On Thursday, the Straits Times Index (STI) was up for most for the session until the news development caused US futures to fall further while Europe dipped. The STI closed 6.76 points or 0.2 per cent lower at 3,018.27.
Up until news broke, sentiment in the local market was improving due to monetary and fiscal stimulus measures by authorities to mitigate the economic impact of the novel coronavirus.
Elsewhere in the Asia-Pacific, most equity benchmarks were higher, due in part to them closing before sentiment dipped. Australia, China, Hong Kong, Japan Malaysia, South Korea and Taiwan all finished higher.
"I honestly thought risk would trade much better today, but with the lack of any supportive news flows in Asia, investor sentiment wobbles. Markets become easily influenced by the dominant narrative in the media cycle, where Covid-19 fears and Fed rate cut skepticism rule the roost," said AxiCorp chief market strategist Stephen Innes on Thursday's session.
Trading volume in Singapore was 1.74 billion securities, 47 per cent over the 2019 daily average. Total turnover came to S$2.08 billion, close to double last year's intraday mean.
Across the broader market, advancers outpaced decliners 237 to 214. Eighteen of the blue-chip index's 30 components ended in the red.

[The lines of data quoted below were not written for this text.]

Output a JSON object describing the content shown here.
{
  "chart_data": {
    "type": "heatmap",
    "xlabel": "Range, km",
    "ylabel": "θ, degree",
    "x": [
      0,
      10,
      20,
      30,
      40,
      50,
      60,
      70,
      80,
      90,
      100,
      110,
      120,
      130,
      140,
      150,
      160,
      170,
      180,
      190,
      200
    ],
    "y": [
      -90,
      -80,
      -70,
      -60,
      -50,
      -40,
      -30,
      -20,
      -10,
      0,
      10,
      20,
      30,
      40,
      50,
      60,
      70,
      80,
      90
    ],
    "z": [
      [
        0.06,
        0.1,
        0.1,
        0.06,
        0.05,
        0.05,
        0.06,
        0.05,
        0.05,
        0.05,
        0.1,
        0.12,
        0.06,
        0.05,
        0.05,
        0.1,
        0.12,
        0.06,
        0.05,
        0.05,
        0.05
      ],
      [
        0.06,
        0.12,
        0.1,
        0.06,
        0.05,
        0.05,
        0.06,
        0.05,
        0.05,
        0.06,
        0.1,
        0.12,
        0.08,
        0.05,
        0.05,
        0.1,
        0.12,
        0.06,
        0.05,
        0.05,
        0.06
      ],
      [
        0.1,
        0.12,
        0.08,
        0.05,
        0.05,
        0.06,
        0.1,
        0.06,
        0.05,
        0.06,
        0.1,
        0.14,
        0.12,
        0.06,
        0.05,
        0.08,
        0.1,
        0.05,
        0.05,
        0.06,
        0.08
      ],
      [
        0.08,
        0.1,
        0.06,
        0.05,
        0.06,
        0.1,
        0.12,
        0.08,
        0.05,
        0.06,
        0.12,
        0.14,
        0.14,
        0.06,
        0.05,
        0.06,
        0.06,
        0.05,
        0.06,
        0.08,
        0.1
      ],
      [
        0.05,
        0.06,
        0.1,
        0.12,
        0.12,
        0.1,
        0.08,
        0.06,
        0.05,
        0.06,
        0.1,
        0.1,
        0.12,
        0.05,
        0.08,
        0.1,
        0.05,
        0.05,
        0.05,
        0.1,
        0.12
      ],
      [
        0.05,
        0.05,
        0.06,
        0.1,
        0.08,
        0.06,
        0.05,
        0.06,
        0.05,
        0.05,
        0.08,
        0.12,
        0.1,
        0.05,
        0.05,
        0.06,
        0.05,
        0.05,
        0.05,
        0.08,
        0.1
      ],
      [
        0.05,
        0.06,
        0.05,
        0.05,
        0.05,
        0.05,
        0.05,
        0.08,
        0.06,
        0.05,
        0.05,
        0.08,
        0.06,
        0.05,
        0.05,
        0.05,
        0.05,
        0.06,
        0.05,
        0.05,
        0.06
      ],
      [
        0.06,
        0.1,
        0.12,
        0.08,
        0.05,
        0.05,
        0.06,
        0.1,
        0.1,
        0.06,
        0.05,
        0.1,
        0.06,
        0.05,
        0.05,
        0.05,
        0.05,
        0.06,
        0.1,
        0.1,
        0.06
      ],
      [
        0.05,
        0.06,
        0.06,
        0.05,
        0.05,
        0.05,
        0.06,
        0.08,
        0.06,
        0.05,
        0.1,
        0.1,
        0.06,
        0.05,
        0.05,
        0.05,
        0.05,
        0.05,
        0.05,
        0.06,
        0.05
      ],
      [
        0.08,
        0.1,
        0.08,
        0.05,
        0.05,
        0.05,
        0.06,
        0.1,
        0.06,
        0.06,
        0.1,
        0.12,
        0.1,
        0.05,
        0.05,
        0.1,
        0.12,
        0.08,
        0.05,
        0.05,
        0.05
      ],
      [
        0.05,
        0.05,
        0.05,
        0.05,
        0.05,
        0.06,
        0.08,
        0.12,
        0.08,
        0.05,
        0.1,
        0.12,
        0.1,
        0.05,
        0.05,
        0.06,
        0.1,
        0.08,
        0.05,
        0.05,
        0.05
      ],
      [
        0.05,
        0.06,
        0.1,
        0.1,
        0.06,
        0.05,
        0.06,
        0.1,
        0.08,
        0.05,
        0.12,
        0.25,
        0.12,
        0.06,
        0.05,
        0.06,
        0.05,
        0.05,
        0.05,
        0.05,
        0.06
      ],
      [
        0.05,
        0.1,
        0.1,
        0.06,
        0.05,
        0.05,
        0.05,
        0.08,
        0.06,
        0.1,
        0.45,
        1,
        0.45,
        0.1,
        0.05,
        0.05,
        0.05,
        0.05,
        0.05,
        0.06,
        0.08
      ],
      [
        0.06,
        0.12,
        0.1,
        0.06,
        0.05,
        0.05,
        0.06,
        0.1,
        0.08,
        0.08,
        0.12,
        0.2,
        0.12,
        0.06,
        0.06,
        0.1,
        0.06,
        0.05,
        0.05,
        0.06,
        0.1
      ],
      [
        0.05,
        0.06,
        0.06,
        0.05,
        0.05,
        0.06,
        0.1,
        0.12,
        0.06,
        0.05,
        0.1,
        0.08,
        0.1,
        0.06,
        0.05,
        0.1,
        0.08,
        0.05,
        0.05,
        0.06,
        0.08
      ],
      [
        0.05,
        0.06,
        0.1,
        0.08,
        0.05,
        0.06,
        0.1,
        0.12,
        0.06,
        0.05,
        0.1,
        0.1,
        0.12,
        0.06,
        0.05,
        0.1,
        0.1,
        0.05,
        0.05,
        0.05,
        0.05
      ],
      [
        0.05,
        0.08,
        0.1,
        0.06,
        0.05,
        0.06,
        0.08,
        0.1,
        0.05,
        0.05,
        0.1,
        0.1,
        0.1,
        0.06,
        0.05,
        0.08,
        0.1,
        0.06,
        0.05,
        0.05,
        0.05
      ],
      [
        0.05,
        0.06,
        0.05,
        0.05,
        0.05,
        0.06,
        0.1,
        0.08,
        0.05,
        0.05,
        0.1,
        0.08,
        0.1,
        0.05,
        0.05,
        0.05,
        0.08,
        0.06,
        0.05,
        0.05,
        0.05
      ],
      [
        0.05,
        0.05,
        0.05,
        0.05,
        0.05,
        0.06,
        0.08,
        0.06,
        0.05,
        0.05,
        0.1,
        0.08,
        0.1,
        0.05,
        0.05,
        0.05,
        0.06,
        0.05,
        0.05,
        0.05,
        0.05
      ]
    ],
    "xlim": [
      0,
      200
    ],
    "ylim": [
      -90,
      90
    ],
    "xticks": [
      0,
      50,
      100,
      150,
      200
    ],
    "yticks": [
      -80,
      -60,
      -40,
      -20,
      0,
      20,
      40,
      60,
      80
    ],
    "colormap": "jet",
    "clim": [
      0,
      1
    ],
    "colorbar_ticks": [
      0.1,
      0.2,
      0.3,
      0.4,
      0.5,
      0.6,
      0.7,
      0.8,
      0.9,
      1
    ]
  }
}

Real estate investment trusts (Reits) continued to see strong interest among traders after their record day on Wednesday.
Among Reits on the STI, Ascendas Reit led the way, jumping S$0.12 or 3.6 per cent to S$3.45, its highest closing since listing in November 2002.
Meanwhile, CapitaLand Mall Trust units closed S$0.07 or 2.9 per cent higher at S$2.53 and Mapletree Commercial Trust added S$0.06 or 2.7 per cent higher at S$2.30. These three Reits figured among the STI's five most active counters of the day.
As Reits continued to climb, the banks extended their declines.
The local lenders were among the main laggards on the STI as investors anticipate other central banks to take cues from the US Federal Reserve in lowering borrowing rates.
DBS Group Holdings fell S$0.31 or 1.3 per cent to S$23.60, OCBC Bank lost S$0.13 or 1.2 per cent to S$10.42 while United Overseas Bank was finished at S$23.74, down S$0.26 or 1.1 per cent.
The fall in share prices of banks has made them attractive for some.
PhillipCapital principal trading representative Marcus Toh noted that the local banks were now trading at a dividend yield of between 4.6 and 5.4 per cent. "This should bode well for long-term investors who intend to buy banks on the recent weakness," he told The Business Times.
Among listings in the second line, Amara Holdings shares closed flat at 39.5 Singapore cents. RHB Research sees value in property developer and hotelier even though FY2020 earnings are likely to be impacted by the Covid-19 outbreak.